MorrisZapp · 16/03/2009 16:03

Good point. I can't imagine the DP took a public pasting.

And as for the idea that this has somehow taught the OW a lesson - the only lesson it has taught her is that her XP's wife is a bit of a loose cannon.

In my life, I have never witnessed anybody slapping anybody in a pub. And I go to a lot of pubs. It isn't normal, it isn't ok and no, most if us wouldn't do the same thing!

Sparkletastic · 16/03/2009 16:08

Each to their own.

Seems like a waste of a glass of wine though

Rhubarb · 16/03/2009 16:09

I have.

I've also witnessed beatings.

The man I referred to below. We were coming out of a nightclub, this man was at the top of the road - a very busy road teeming with people spilling out of nightclubs - lying in the gutter whilst another man was kicking his head and face. I didn't think. I ran towards them both. I had an umbrella. I rammed it as hard as I could at the attacker, so hard it bent in fact. I screamed at him before I was prised off by dh. I then tended to the man on the floor.

Now if you had asked me what I would do in that situation I would have answered you very differently. But once in that situation I was overcome with anger and fury, for the victim, a stranger to me. I was incensed that he was kicking this poor man's head and no-one was doing anything. I didn't think at all, I just reacted.

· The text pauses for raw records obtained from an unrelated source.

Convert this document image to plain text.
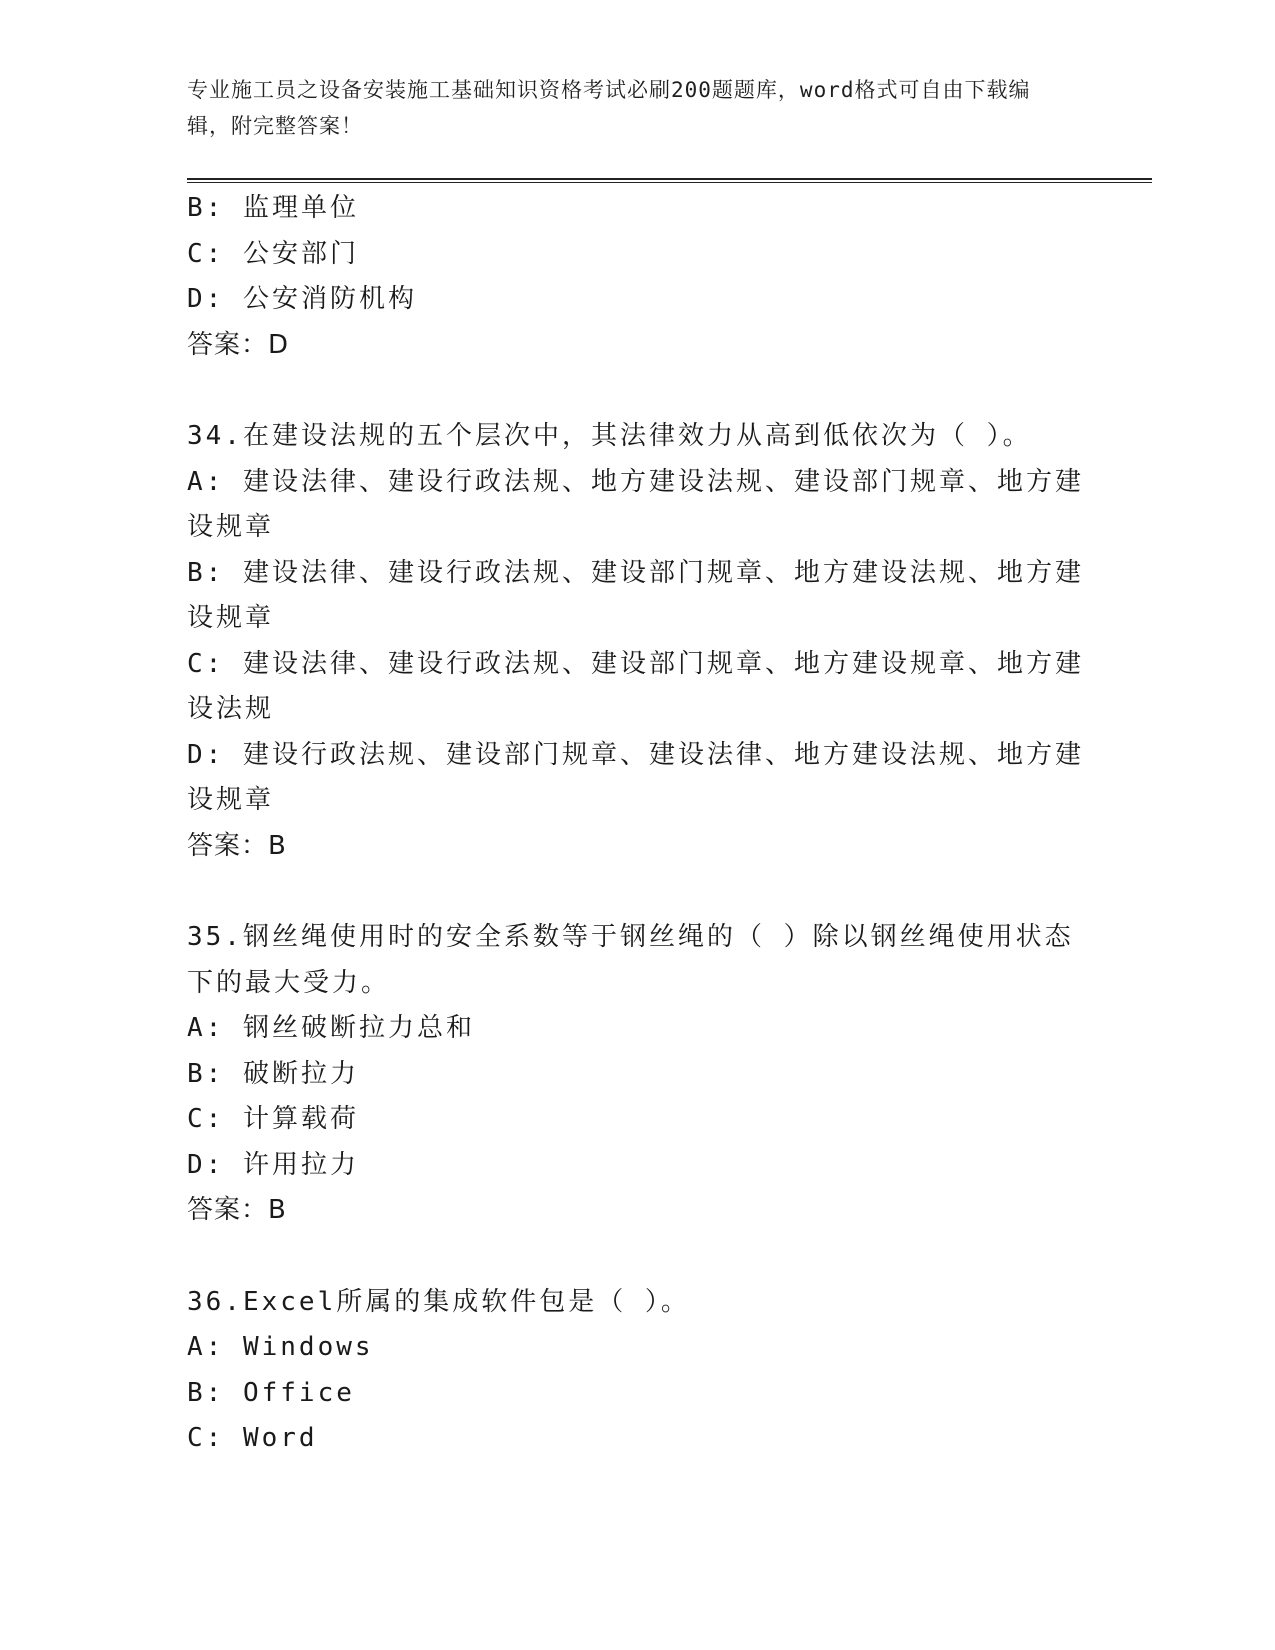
专业施工员之设备安装施工基础知识资格考试必刷200题题库，word格式可自由下载编辑，附完整答案！
B: 监理单位
C: 公安部门
D: 公安消防机构
答案：D
34.在建设法规的五个层次中，其法律效力从高到低依次为（ ）。
A: 建设法律、建设行政法规、地方建设法规、建设部门规章、地方建设规章
B: 建设法律、建设行政法规、建设部门规章、地方建设法规、地方建设规章
C: 建设法律、建设行政法规、建设部门规章、地方建设规章、地方建设法规
D: 建设行政法规、建设部门规章、建设法律、地方建设法规、地方建设规章
答案：B
35.钢丝绳使用时的安全系数等于钢丝绳的（ ）除以钢丝绳使用状态下的最大受力。
A: 钢丝破断拉力总和
B: 破断拉力
C: 计算载荷
D: 许用拉力
答案：B
36.Excel所属的集成软件包是（ ）。
A: Windows
B: Office
C: Word
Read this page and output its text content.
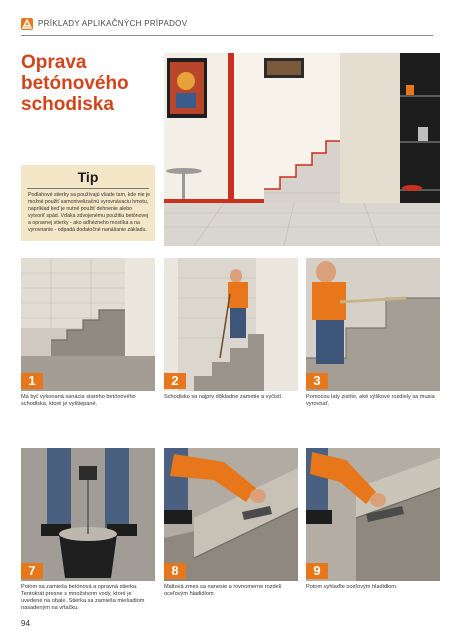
PRÍKLADY APLIKAČNÝCH PRÍPADOV
Oprava betónového schodiska
Tip

Podlahové stierky sa používajú všade tam, kde nie je možné použiť samonivelizačnú vyrovnávaciu hmotu, napríklad keď je nutné použiť dehnenie alebo vytvoriť spád. Vďaka zdvojenému použitiu betónovej a opravnej stierky - ako adhézneho mostíka a na vyrovnanie - odpadá dodatočné nanášanie základu.

1

Má byť vykonaná sanácia starého betónového schodiska, ktoré je vyštiepané.

2

Schodisko sa najprv dôkladne zametie a vyčistí.

3

Pomocou laty zistíte, aké výškové rozdiely sa musia vyrovnať.

7

Potom sa zamieša betónová a opravná stierka. Tentokrát presne s množstvom vody, ktoré je uvedené na obale. Stierka sa zamieša miešadlom nasadeným na vŕtačku.

8

Maltová zmes sa nanesie a rovnomerne rozdelí oceľovým hladidlom.

9

Potom vyhlaďte oceľovým hladidlom.

94
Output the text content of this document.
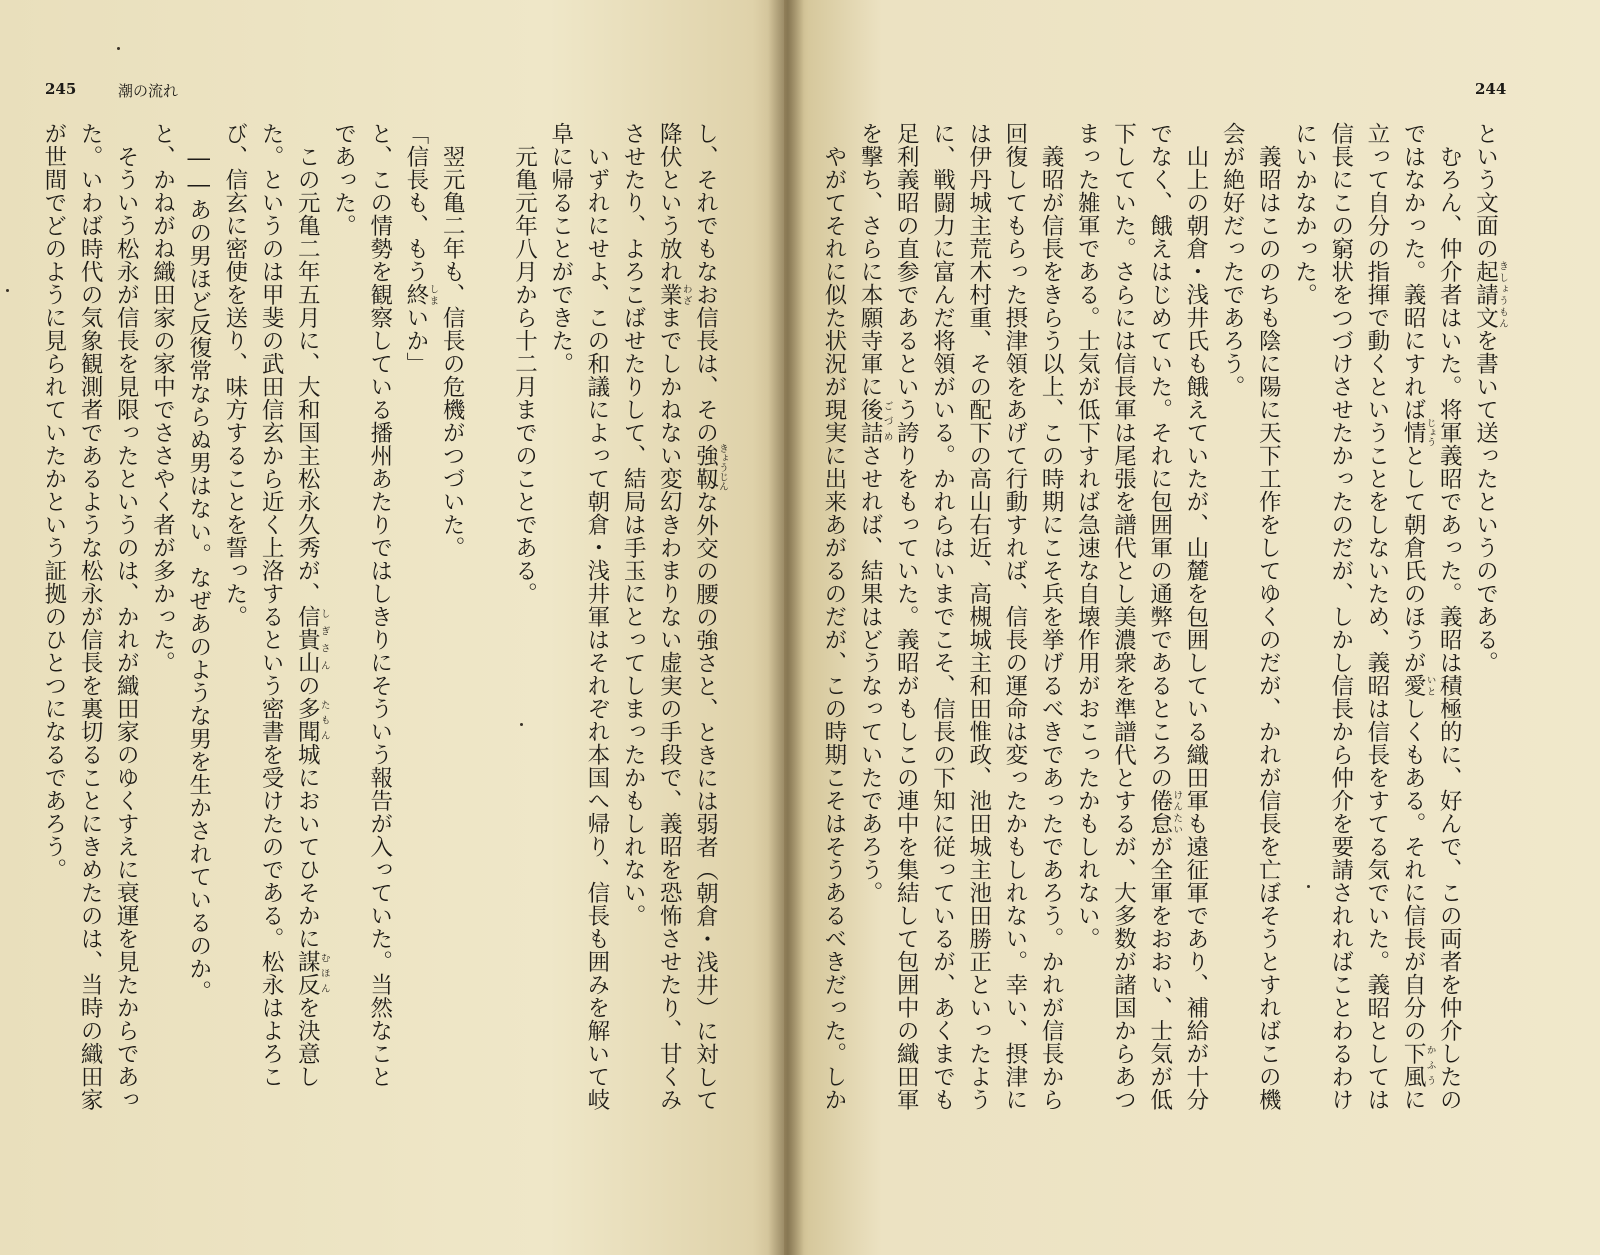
245	潮の流れ	244
し、それでもなお信長は、その強靱きょうじんな外交の腰の強さと、ときには弱者（朝倉・浅井）に対して
降伏という放れ業わざまでしかねない変幻きわまりない虚実の手段で、義昭を恐怖させたり、甘くみ
させたり、よろこばせたりして、結局は手玉にとってしまったかもしれない。
　いずれにせよ、この和議によって朝倉・浅井軍はそれぞれ本国へ帰り、信長も囲みを解いて岐
阜に帰ることができた。
　元亀元年八月から十二月までのことである。
　翌元亀二年も、信長の危機がつづいた。
「信長も、もう終しまいか」
と、この情勢を観察している播州あたりではしきりにそういう報告が入っていた。当然なこと
であった。
　この元亀二年五月に、大和国主松永久秀が、信貴山しぎさんの多聞たもん城においてひそかに謀反むほんを決意し
た。というのは甲斐の武田信玄から近く上洛するという密書を受けたのである。松永はよろこ
び、信玄に密使を送り、味方することを誓った。
　――あの男ほど反復常ならぬ男はない。なぜあのような男を生かされているのか。
と、かねがね織田家の家中でささやく者が多かった。
　そういう松永が信長を見限ったというのは、かれが織田家のゆくすえに衰運を見たからであっ
た。いわば時代の気象観測者であるような松永が信長を裏切ることにきめたのは、当時の織田家
が世間でどのように見られていたかという証拠のひとつになるであろう。	という文面の起請文きしょうもんを書いて送ったというのである。
　むろん、仲介者はいた。将軍義昭であった。義昭は積極的に、好んで、この両者を仲介したの
ではなかった。義昭にすれば情じょうとして朝倉氏のほうが愛いとしくもある。それに信長が自分の下風かふうに
立って自分の指揮で動くということをしないため、義昭は信長をすてる気でいた。義昭としては
信長にこの窮状をつづけさせたかったのだが、しかし信長から仲介を要請されればことわるわけ
にいかなかった。
　義昭はこののちも陰に陽に天下工作をしてゆくのだが、かれが信長を亡ぼそうとすればこの機
会が絶好だったであろう。
　山上の朝倉・浅井氏も餓えていたが、山麓を包囲している織田軍も遠征軍であり、補給が十分
でなく、餓えはじめていた。それに包囲軍の通弊であるところの倦怠けんたいが全軍をおおい、士気が低
下していた。さらには信長軍は尾張を譜代とし美濃衆を準譜代とするが、大多数が諸国からあつ
まった雑軍である。士気が低下すれば急速な自壊作用がおこったかもしれない。
　義昭が信長をきらう以上、この時期にこそ兵を挙げるべきであったであろう。かれが信長から
回復してもらった摂津領をあげて行動すれば、信長の運命は変ったかもしれない。幸い、摂津に
は伊丹城主荒木村重、その配下の高山右近、高槻城主和田惟政、池田城主池田勝正といったよう
に、戦闘力に富んだ将領がいる。かれらはいまでこそ、信長の下知に従っているが、あくまでも
足利義昭の直参であるという誇りをもっていた。義昭がもしこの連中を集結して包囲中の織田軍
を撃ち、さらに本願寺軍に後詰ごづめさせれば、結果はどうなっていたであろう。
　やがてそれに似た状況が現実に出来あがるのだが、この時期こそはそうあるべきだった。しか
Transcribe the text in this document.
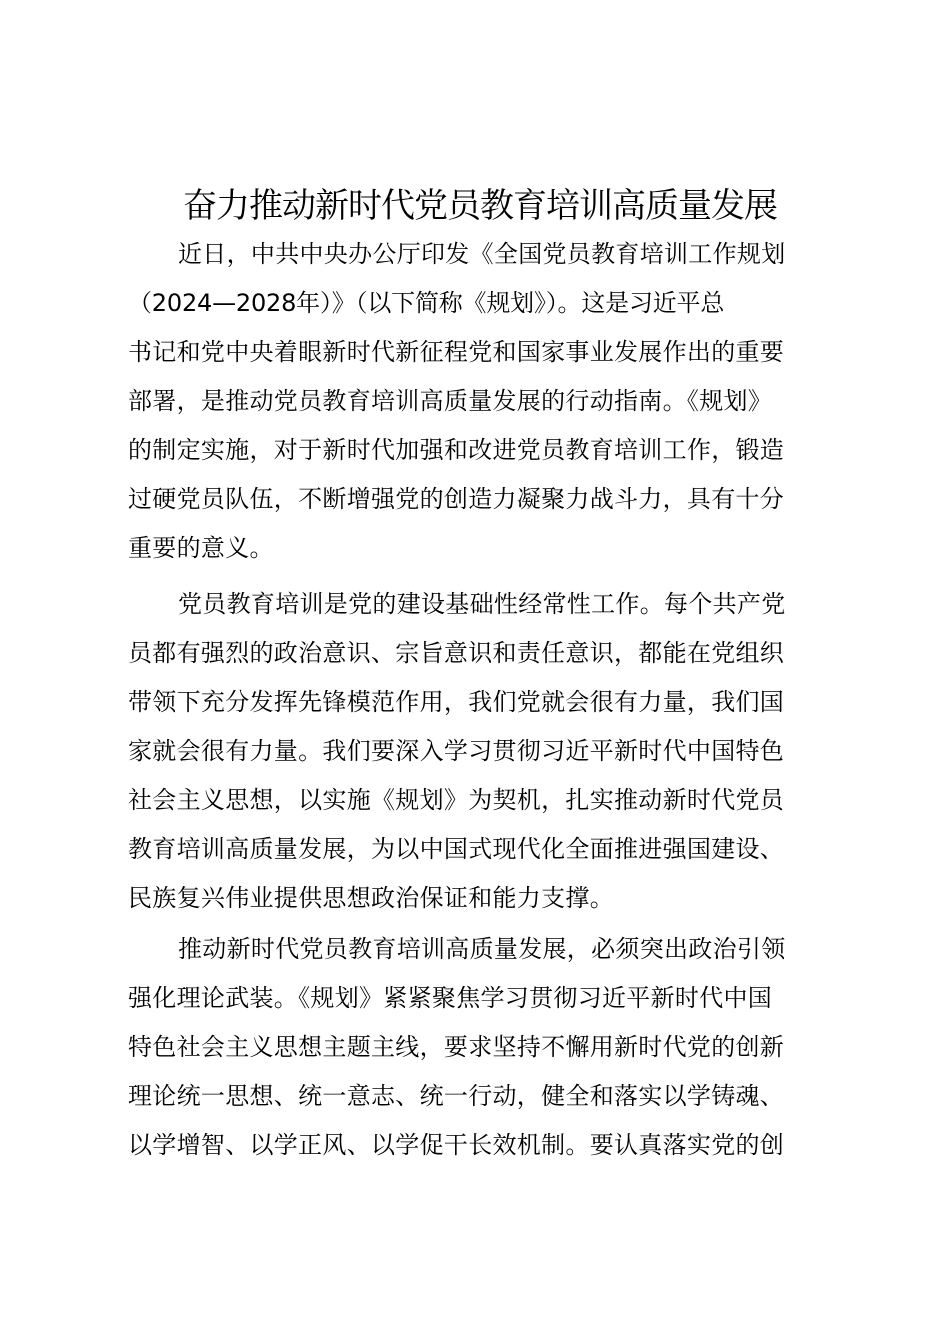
奋力推动新时代党员教育培训高质量发展
近日，中共中央办公厅印发《全国党员教育培训工作规划
（2024—2028年）》（以下简称《规划》）。这是习近平总
书记和党中央着眼新时代新征程党和国家事业发展作出的重要
部署，是推动党员教育培训高质量发展的行动指南。《规划》
的制定实施，对于新时代加强和改进党员教育培训工作，锻造
过硬党员队伍，不断增强党的创造力凝聚力战斗力，具有十分
重要的意义。
党员教育培训是党的建设基础性经常性工作。每个共产党
员都有强烈的政治意识、宗旨意识和责任意识，都能在党组织
带领下充分发挥先锋模范作用，我们党就会很有力量，我们国
家就会很有力量。我们要深入学习贯彻习近平新时代中国特色
社会主义思想，以实施《规划》为契机，扎实推动新时代党员
教育培训高质量发展，为以中国式现代化全面推进强国建设、
民族复兴伟业提供思想政治保证和能力支撑。
推动新时代党员教育培训高质量发展，必须突出政治引领
强化理论武装。《规划》紧紧聚焦学习贯彻习近平新时代中国
特色社会主义思想主题主线，要求坚持不懈用新时代党的创新
理论统一思想、统一意志、统一行动，健全和落实以学铸魂、
以学增智、以学正风、以学促干长效机制。要认真落实党的创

The OP reacted. It was wrong and she shouldn't have taken such delight in it on Mumsnet. But for so many posters to gleefully stone her - what makes you any better?

georgimama · 16/03/2009 16:10

I'm starting to get worried by myself. I agree with every word SGB has said on this thread.

Every single person who has applauded the OP would condemn a man who posted on here "a year ago my ex wife broke my heart by sleeping with someone else. I saw her in the pub with another man. I thought I had moved on but I just saw red, marched over, slapped her round the face and poured my drink over her head. Damn it felt good!"

Slapping someone is wrong. It doesn't matter who it was. I understand the feeling, but the OP shouldn't have done it.

MorrisZapp · 16/03/2009 16:12

By your logic rhubarb, nobody should condemn anybody for anything, in which case stop condemning us for condemning her!

As for using violence to help or to protect somebody else from violence, that is an entirely different matter. Totally incomparable.

Come on, the OP brags about slapping somebody and we 'shouldn't judge'? Totally unrealistic, as she must have known when she posted.

ginnny · 16/03/2009 16:13

Totally agree MrsLemon.
If more women said "No" to married men (and questioned the "my wife doesn't understand me" line ) then less husbands would stray.
No you can't break up a happy marriage but in all honesty how many marriages are 100% happy 100% of the time. In those crappy times when the wife is tired, the kids are young and demanding and there isn't a lot of time to be spent as a couple, it can be sorted out, but not if there is young free and single OW there ready and willing to show the man that the grass is greener.
It is ultimately the dh that breaks the vows but these OW should take some responsibility and consequences of their actions.
Now I've said my bit I'm off to make the tea!

Janos · 16/03/2009 16:13

Very well said Rhubarb (and by the way good on you for defending the man who was being attacked.

We none of us know how we would react in a situation like this unless actually faced with it.

noddyholder · 16/03/2009 16:13

I don't think anyone is saying they are better than the op just that they don't condone violence like this.